Link Building pricing depends partly on who links to you
If you want to get the same links as your competitors, chances are that a large part of their link footprint can easily be replicated. It may not be as simple as filling out a form and some links will come out.
But most of the time, their backlink footprint comes from sources that aren’t very discriminating. In other words, the content you offer in exchange for a backlink does not have to go through many editorial hoops.
But the problem with getting most of your links from such sources is that your competitors are still going to beat you. Why? You share the footprint. There is nothing that distinguishes your website.
This is where link building pricing can go up.
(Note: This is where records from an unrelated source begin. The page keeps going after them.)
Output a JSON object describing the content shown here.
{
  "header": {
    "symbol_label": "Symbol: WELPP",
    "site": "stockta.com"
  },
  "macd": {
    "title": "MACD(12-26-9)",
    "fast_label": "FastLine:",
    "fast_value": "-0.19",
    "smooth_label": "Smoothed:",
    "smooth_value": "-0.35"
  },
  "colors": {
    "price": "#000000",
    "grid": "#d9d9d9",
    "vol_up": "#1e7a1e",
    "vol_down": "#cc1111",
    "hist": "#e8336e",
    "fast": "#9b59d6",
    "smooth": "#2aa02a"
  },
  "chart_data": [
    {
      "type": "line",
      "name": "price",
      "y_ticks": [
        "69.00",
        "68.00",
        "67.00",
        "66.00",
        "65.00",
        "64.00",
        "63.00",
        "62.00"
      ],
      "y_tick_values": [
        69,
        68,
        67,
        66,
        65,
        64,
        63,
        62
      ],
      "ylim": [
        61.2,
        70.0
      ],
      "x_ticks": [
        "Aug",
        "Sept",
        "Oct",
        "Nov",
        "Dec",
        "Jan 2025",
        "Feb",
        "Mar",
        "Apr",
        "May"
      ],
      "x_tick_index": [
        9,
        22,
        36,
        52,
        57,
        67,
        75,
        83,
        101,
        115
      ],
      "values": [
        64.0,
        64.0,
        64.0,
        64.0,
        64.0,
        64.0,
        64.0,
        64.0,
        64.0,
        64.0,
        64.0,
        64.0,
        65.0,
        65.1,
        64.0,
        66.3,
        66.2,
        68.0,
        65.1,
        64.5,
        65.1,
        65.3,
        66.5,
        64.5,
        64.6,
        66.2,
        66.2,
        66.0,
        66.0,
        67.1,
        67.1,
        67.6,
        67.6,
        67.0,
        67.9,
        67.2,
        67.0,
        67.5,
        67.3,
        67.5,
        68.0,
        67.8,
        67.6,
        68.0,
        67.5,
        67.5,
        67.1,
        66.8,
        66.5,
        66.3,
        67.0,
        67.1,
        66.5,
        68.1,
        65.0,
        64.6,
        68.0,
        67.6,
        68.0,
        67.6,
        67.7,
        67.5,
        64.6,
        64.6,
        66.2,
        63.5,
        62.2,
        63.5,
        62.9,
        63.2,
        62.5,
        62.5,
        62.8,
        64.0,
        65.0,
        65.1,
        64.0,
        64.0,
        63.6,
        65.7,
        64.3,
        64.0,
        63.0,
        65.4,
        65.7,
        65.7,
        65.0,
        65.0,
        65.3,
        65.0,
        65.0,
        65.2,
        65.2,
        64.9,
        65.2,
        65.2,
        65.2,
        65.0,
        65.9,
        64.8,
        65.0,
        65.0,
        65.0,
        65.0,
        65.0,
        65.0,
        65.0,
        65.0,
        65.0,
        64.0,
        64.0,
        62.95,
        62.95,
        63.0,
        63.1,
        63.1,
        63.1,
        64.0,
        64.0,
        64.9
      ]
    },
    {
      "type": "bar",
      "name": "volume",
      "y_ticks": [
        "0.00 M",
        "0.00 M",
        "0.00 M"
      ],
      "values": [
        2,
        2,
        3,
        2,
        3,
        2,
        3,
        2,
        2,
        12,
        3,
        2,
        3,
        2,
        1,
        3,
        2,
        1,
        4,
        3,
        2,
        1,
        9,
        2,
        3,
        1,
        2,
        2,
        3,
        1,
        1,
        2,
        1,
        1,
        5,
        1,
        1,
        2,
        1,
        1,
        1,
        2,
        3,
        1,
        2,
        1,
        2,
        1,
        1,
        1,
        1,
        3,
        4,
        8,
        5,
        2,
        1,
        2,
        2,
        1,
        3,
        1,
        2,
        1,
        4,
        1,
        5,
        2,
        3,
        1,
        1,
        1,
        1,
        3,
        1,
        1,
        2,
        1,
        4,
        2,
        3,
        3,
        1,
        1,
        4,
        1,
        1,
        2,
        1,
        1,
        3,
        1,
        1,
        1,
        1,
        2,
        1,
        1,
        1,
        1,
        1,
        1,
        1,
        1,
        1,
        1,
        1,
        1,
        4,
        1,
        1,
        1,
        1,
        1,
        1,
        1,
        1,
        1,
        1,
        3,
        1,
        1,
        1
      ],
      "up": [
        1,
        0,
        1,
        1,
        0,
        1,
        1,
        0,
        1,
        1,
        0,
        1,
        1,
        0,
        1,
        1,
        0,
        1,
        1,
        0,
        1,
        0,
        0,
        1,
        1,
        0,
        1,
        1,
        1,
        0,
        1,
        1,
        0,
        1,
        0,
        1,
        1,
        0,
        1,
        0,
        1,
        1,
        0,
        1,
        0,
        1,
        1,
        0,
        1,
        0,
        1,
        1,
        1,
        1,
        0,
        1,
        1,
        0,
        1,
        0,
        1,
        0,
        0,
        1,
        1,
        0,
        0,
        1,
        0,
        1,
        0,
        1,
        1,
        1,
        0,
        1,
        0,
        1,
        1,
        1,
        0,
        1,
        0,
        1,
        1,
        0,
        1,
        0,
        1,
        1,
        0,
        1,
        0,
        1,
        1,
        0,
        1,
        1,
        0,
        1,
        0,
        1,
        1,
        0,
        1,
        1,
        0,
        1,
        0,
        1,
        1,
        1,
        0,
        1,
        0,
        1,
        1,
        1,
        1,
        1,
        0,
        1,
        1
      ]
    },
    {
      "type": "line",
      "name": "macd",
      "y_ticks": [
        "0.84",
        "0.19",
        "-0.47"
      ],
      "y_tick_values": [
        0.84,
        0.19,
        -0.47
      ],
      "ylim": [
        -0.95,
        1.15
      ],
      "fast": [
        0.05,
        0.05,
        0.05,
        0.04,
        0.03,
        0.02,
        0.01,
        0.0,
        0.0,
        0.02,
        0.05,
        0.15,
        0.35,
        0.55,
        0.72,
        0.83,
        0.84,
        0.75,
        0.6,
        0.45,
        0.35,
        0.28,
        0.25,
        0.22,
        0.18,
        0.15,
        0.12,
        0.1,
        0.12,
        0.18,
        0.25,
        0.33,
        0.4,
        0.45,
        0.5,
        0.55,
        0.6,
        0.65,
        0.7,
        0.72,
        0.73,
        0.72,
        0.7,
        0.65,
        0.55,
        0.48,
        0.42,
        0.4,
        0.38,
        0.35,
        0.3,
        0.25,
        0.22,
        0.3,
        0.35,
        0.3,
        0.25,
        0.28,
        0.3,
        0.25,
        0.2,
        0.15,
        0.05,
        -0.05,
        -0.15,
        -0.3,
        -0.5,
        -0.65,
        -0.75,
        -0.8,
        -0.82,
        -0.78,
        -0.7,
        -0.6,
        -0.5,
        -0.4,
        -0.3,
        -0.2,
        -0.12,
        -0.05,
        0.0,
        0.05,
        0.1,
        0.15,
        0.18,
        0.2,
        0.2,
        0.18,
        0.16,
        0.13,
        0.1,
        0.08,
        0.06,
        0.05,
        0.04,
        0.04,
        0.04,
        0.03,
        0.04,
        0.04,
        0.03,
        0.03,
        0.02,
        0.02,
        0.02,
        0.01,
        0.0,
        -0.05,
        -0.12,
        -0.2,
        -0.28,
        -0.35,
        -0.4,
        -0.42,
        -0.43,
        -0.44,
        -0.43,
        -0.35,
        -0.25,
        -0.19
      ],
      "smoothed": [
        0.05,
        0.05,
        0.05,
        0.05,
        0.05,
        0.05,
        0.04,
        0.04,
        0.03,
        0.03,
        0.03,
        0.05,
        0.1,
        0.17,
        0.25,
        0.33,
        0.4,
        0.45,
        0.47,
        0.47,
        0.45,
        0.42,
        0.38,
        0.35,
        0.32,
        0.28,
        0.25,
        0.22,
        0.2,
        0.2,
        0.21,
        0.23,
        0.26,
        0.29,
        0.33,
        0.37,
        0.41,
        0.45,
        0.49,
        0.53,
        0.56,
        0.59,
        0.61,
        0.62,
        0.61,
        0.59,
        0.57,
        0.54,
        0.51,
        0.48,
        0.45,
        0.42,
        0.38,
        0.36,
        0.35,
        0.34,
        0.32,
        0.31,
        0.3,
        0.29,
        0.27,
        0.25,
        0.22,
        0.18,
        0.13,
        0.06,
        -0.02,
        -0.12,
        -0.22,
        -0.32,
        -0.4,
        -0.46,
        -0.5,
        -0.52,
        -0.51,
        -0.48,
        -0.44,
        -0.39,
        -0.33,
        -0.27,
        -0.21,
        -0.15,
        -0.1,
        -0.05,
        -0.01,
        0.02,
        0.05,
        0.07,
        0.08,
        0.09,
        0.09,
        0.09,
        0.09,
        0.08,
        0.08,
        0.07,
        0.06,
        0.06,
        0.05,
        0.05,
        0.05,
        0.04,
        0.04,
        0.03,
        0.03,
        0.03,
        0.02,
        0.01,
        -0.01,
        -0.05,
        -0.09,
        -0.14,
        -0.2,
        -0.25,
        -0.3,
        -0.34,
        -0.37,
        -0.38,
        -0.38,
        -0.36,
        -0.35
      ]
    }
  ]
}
You have to ask your service provider to do extensive research on very niche-specific, high-quality, and “real” sites that get organic traffic. In other words, sites that don’t usually link to your competitors.
They are that exclusive. This means that your service provider has to bend over backwards and put in the time and effort to get links from these sources. You can’t expect it to happen quickly and it takes a lot more work.
Given this context, you better believe that your link building pricing will be seriously affected. The upside to this is since the links produced by this effort are very rare, you can get a serious competitive advantage.
If your competitors are not getting links from certain sites that they’ve written off as impossible link sources, your rankings can improve dramatically the moment you score links from places your competitors have given up on.
Other link building pricing factors
Other factors that can work together to either increase or decrease the money you pay for links depend on the category of link sources. Some categories are traditionally expensive. I’m talking about online casinos, loan, and personal finance sites, attorney or legal service pages. Even real estate links tend to be more expensive.
External quality ratings
In addition to the type of link sources and difficulty of acquiring links, link building pricing is also affected by external quality factors such as trust flow, the number of referring domains, and whether or not the backlinks of link sources are “spammy”.
Keep an eye on these factors because they’re not obvious. You have to ask about them. It’s a good idea to set benchmarks for link quality when you hire the services of a link building agency or freelancer so you don’t get surprised later on.
It may well turn out that your service provider charges you a lot of money for links that have fairly low metrics. You need to set the ground rules before the work is done so you can manage your expectations.